でも、私が求めているのはそれだけじゃない……ような気がする。どうしよう、うまく言葉に出来ない。

「それ、時透くんにも全く同じ事言われたかも……!」
「もーそれただ単に迷惑がられてんじゃん! それが答えだ! 答え以外の何物でもないやつ!」
「いや、で、でも……出て行けって面と向かって言われたわけじゃないんだよ?」
「そこは悟ろうぜ……聞き分けの無い餓鬼じゃあるまいし」
「い、いやだ! 悟らない! 明日こそ完璧に魚を焼いて時透くんの継子にしてもらう!」
「もう、お前が何を目指してんのか分かんないよ、俺」

よく分からない意気込みを披露したところで先程よりも重く長い溜息が傍から聞こえてきたが気にしない。
そうこうしているうちに私達は山を降りていた。確かこの畦道をもう少し南に向かって歩けば小さな街があったはずだ。
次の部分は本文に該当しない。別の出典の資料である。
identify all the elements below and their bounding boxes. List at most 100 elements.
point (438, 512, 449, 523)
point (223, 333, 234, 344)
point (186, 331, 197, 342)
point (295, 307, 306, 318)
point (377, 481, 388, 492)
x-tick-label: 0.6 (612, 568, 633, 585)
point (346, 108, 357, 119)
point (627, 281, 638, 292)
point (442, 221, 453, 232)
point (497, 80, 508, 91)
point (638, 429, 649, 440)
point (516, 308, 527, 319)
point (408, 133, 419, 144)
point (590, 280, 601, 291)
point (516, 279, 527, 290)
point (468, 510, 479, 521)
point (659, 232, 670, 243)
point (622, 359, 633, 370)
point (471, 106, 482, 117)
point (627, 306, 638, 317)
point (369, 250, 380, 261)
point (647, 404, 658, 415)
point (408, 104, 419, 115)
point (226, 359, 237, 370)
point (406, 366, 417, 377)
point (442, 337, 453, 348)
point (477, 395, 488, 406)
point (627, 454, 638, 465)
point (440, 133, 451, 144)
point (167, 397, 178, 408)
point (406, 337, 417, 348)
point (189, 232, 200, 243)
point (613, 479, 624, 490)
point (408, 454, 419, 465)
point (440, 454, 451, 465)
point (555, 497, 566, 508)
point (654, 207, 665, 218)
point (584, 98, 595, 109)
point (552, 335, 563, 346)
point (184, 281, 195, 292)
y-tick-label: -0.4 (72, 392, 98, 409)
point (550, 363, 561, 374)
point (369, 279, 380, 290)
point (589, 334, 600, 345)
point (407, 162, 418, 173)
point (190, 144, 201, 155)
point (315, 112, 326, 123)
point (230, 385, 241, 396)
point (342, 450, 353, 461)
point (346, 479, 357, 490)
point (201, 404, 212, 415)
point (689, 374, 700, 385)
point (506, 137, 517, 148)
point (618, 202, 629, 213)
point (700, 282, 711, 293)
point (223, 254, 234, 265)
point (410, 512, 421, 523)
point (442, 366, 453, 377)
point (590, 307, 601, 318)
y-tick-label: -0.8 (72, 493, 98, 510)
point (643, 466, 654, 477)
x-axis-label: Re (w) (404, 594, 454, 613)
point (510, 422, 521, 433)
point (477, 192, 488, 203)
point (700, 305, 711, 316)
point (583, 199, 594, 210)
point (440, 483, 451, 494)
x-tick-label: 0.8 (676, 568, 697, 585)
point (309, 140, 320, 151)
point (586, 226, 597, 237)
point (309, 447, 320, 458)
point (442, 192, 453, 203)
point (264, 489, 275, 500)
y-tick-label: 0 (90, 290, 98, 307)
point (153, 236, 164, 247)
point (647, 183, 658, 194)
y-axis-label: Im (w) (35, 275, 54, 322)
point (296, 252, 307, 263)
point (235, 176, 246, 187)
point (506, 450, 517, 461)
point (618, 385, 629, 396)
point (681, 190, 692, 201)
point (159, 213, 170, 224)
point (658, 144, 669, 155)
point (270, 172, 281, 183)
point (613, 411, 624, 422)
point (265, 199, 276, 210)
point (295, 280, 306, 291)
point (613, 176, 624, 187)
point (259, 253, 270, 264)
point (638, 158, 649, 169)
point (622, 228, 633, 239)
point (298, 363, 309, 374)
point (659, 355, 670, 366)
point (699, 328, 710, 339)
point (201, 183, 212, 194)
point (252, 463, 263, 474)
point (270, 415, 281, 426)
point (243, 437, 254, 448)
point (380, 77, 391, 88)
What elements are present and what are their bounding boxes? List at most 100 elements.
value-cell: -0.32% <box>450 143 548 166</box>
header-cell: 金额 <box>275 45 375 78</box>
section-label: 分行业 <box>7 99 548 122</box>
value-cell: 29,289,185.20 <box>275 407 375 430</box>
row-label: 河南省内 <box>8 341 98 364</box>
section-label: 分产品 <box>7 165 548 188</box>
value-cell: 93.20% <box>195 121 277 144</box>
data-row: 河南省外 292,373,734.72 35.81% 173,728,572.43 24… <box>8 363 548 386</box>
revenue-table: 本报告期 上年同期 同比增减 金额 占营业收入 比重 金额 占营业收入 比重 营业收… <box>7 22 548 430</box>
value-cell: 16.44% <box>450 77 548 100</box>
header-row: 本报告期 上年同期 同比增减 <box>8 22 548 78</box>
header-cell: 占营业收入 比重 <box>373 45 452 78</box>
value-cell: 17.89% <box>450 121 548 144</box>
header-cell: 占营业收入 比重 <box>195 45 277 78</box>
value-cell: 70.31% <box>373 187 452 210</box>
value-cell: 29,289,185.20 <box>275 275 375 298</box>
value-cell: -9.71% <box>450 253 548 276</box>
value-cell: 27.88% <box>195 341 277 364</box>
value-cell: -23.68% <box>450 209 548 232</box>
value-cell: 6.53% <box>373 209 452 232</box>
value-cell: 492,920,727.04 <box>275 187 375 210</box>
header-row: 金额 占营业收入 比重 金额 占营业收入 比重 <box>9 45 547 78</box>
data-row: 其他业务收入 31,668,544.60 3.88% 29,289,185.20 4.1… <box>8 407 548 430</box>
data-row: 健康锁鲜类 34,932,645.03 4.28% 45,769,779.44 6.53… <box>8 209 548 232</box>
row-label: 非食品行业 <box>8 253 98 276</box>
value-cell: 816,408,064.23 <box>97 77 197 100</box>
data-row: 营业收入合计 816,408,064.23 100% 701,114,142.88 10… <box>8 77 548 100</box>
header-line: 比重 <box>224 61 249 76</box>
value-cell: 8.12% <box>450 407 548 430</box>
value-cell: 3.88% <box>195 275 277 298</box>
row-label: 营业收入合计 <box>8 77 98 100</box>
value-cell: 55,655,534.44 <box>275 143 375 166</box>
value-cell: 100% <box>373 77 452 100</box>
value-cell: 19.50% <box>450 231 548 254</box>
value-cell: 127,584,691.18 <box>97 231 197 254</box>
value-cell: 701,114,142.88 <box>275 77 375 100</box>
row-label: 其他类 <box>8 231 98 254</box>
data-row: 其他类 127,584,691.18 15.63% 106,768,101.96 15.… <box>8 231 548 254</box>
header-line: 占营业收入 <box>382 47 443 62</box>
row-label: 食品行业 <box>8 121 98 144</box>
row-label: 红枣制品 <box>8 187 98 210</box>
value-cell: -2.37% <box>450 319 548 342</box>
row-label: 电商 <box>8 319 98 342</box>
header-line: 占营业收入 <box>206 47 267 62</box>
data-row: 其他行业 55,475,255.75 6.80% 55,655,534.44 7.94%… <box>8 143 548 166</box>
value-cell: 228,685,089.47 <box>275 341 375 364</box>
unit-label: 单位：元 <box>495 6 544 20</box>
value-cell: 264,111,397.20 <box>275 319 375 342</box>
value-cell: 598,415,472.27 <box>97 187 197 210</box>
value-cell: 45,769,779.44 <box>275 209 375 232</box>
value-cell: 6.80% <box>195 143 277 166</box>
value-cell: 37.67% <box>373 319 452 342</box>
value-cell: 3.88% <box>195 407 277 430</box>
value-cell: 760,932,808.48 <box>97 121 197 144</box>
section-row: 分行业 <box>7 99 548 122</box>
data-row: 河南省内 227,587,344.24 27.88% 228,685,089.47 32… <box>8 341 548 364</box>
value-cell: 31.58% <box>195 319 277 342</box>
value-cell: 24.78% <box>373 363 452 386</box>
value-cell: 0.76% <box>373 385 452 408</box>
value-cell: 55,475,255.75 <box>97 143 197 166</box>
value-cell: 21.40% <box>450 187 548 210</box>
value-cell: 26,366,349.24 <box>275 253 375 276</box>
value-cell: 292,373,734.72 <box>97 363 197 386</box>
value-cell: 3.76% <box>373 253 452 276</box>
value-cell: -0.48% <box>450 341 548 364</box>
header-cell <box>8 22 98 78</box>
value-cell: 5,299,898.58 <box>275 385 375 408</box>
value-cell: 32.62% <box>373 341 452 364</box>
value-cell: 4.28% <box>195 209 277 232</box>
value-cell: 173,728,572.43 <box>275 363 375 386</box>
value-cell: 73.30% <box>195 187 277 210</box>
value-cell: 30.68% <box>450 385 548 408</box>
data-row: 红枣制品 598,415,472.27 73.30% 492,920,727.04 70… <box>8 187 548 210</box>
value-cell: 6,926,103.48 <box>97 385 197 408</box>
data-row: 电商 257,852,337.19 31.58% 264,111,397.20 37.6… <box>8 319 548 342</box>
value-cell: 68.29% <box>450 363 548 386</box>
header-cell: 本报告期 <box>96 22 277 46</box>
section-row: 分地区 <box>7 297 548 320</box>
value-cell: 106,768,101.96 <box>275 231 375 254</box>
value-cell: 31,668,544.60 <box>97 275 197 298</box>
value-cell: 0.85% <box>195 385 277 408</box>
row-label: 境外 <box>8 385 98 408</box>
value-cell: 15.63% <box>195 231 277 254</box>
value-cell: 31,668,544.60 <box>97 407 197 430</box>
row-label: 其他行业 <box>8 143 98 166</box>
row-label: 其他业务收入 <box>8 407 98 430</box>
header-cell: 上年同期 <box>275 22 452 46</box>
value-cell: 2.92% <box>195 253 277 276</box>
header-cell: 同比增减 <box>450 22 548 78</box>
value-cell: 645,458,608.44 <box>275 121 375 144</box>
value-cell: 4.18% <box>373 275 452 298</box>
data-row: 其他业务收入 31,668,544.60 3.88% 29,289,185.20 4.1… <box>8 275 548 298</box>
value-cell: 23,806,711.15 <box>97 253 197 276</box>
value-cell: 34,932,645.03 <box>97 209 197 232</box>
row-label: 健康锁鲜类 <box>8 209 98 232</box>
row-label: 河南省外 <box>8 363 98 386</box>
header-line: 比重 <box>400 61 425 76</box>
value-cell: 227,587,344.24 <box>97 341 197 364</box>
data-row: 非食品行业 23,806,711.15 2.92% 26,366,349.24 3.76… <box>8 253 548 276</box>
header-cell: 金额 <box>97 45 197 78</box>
「この先の街にある藤の家紋の家で少し休ませてもらおうぜ。また次の任務が来るかもしれないし」

正直、ここまで一度も休息を取っていないので、身体を休めるのも選択の一つかもしれないと思ったが、素直に頷かないのが私である。
同期の申し出を突っぱねるかの如く、ずいっと彼の眼前に押し出した掌で制した。

「私は平気だから先に帰るね! 今日こそ時透くんが帰って来てるかも」
「はぁ!? ちょ、なまえ」

「お疲れ!」とだけ一言残して駆け出す私の背を眺める彼が、果たしてどんな表情をして、どんな想いを巡らせていたのかなど知る由もない。